Thankfully, I grew up in the Internet age. I found my answer somewhere buried in the interwebs while I was trying to figure out where my feelings were and where I belonged. It was such a relief. I didn't feel so confused as I read through pages of blog posts that I could relate to. I didn't feel broken anymore. I didn't feel like their was something wrong with me that made me unable to feel what the people around me felt. I felt normal. I felt comfortable. I felt comfortable with myself. There was a pride in it, in telling myself I was asexual. I wanted to tell everyone.
Big mistake again. The term :asexual" was met with laughter and questions that I couldn't answer yet, as I was still new to the term myself, and wasn't ready to accurately explain it. I was dismissed. Asexuality didn't hold any meaning to the people around me, so I caved and let it go. I dropped the subject, and would keep quiet about my asexuality for the next four years as I went through high school.
Sometime after graduating high school, when I was free to stay up all night on Netflix in my basement, I stumbled over a documentary titled, (A)sexual. It was refreshing. It brought me back to the place I was when I was initially introduced to the term. It highlighted something I'd long abandoned. Asexuality was real. There was even a community around it. I was introduced to the Asexual Visibility and Education Network (AVEN), which introduced me to so many people who shared their stories and feelings in ways I never thought I'd find. I wasn't alone. I learned about the colors, the various asexual orientations, "cake," and the ring I now wear on my middle finger. For the first time I felt accepted as an asexual. I felt understood.

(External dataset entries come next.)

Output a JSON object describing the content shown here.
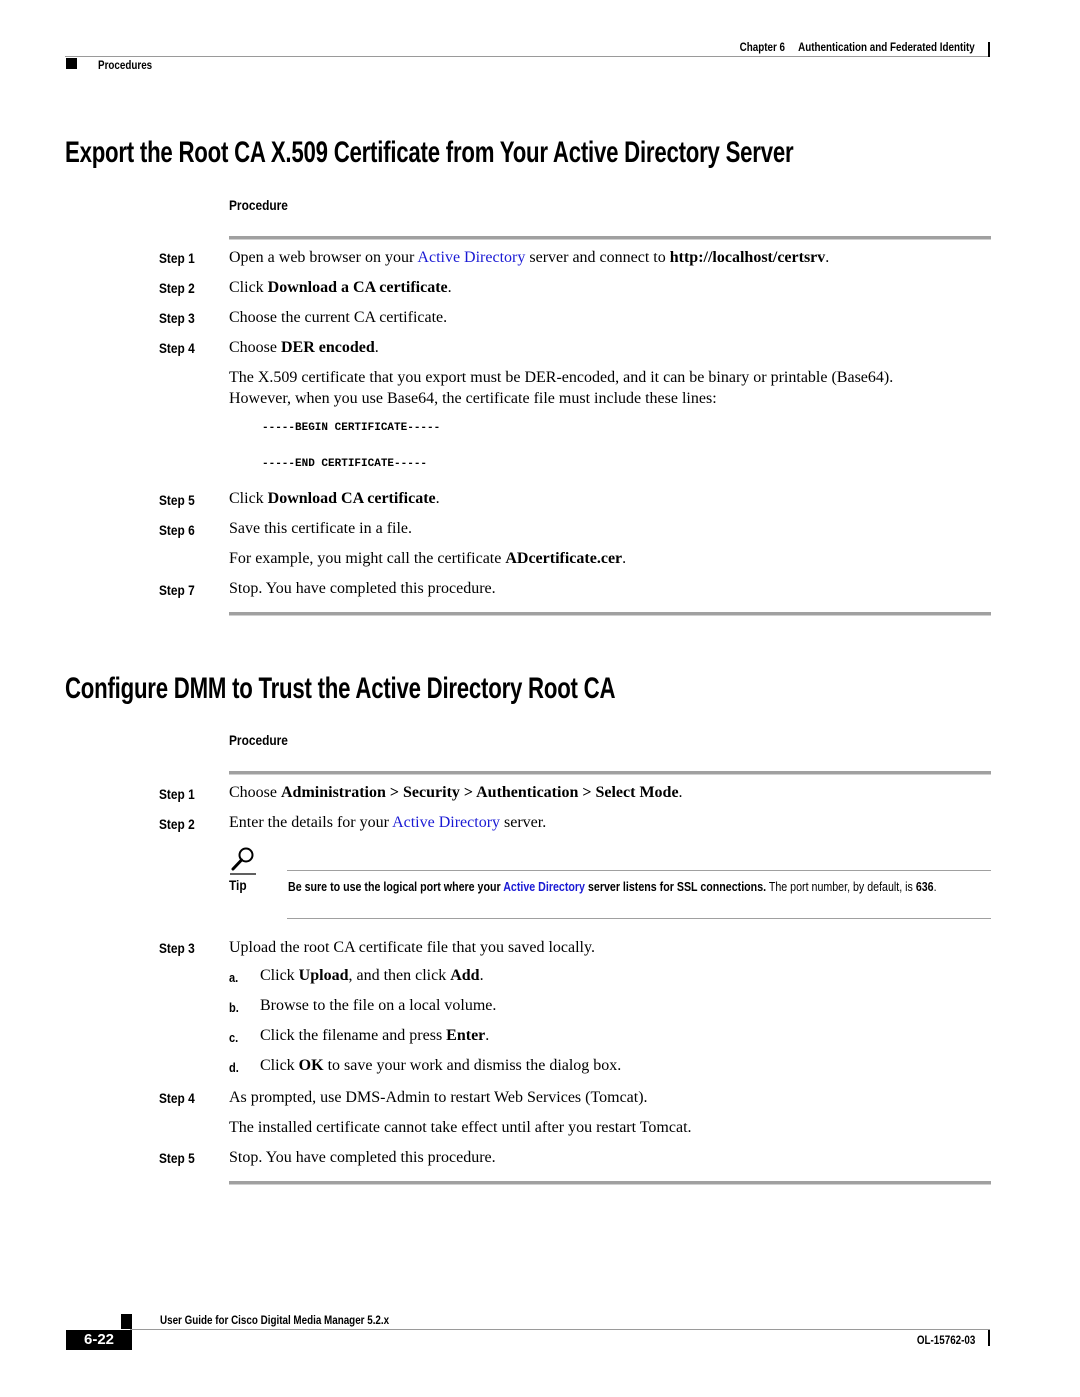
{
  "header": {
    "chapter": "Chapter 6",
    "chapter_title": "Authentication and Federated Identity",
    "section": "Procedures"
  },
  "section1": {
    "title": "Export the Root CA X.509 Certificate from Your Active Directory Server",
    "procedure_label": "Procedure",
    "steps": [
      {
        "label": "Step 1",
        "pre": "Open a web browser on your ",
        "link": "Active Directory",
        "mid": " server and connect to ",
        "bold": "http://localhost/certsrv",
        "post": "."
      },
      {
        "label": "Step 2",
        "pre": "Click ",
        "bold": "Download a CA certificate",
        "post": "."
      },
      {
        "label": "Step 3",
        "text": "Choose the current CA certificate."
      },
      {
        "label": "Step 4",
        "pre": "Choose ",
        "bold": "DER encoded",
        "post": "."
      },
      {
        "label": "Step 5",
        "pre": "Click ",
        "bold": "Download CA certificate",
        "post": "."
      },
      {
        "label": "Step 6",
        "text": "Save this certificate in a file."
      },
      {
        "label": "Step 7",
        "text": "Stop. You have completed this procedure."
      }
    ],
    "step4_note_line1": "The X.509 certificate that you export must be DER-encoded, and it can be binary or printable (Base64).",
    "step4_note_line2": "However, when you use Base64, the certificate file must include these lines:",
    "code_begin": "-----BEGIN CERTIFICATE-----",
    "code_end": "-----END CERTIFICATE-----",
    "step6_note_pre": "For example, you might call the certificate ",
    "step6_note_bold": "ADcertificate.cer",
    "step6_note_post": "."
  },
  "section2": {
    "title": "Configure DMM to Trust the Active Directory Root CA",
    "procedure_label": "Procedure",
    "steps": [
      {
        "label": "Step 1",
        "pre": "Choose ",
        "bold": "Administration > Security > Authentication > Select Mode",
        "post": "."
      },
      {
        "label": "Step 2",
        "pre": "Enter the details for your ",
        "link": "Active Directory",
        "post": " server."
      },
      {
        "label": "Step 3",
        "text": "Upload the root CA certificate file that you saved locally."
      },
      {
        "label": "Step 4",
        "text": "As prompted, use DMS-Admin to restart Web Services (Tomcat)."
      },
      {
        "label": "Step 5",
        "text": "Stop. You have completed this procedure."
      }
    ],
    "tip": {
      "label": "Tip",
      "bold_pre": "Be sure to use the logical port where your ",
      "link": "Active Directory",
      "bold_post": " server listens for SSL connections.",
      "text1": " The port number, by default, is ",
      "port": "636",
      "text2": "."
    },
    "substeps": [
      {
        "letter": "a.",
        "pre": "Click ",
        "b1": "Upload",
        "mid": ", and then click ",
        "b2": "Add",
        "post": "."
      },
      {
        "letter": "b.",
        "text": "Browse to the file on a local volume."
      },
      {
        "letter": "c.",
        "pre": "Click the filename and press ",
        "b1": "Enter",
        "post": "."
      },
      {
        "letter": "d.",
        "pre": "Click ",
        "b1": "OK",
        "post": " to save your work and dismiss the dialog box."
      }
    ],
    "step4_note": "The installed certificate cannot take effect until after you restart Tomcat."
  },
  "footer": {
    "guide_title": "User Guide for Cisco Digital Media Manager 5.2.x",
    "page_number": "6-22",
    "doc_number": "OL-15762-03"
  }
}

There's still a problem, though. You shouldn't have to go to a website to feel safe. It shouldn't be a half-decade long quest to learn a term to describe yourself. The LGBTQIA+ community is moving forward everyday, but there's always room to grow. Topics like asexuality still need to be addressed. People still need to be educated. I look back and it's so distressing to think I wasted so much time trying to find out who I am, simply because there isn't any knowledge on a simple word. It shouldn't be easier to lie about my ring. It should be as easy as saying, "I'm asexual," and people knowing what that means. This is me taking a step to maybe give someone the piece of mind I didn't have when I was fourteen.
Dear asexuals, you are not alone. Dear allies, we need to keep this conversation going. Nobody should be confused - not when it's so easy to teach each other. Thanks to anyone taking the time to read this. We all may be different, but we're all human, and the more time we take to understand one another, the better we'll be for it.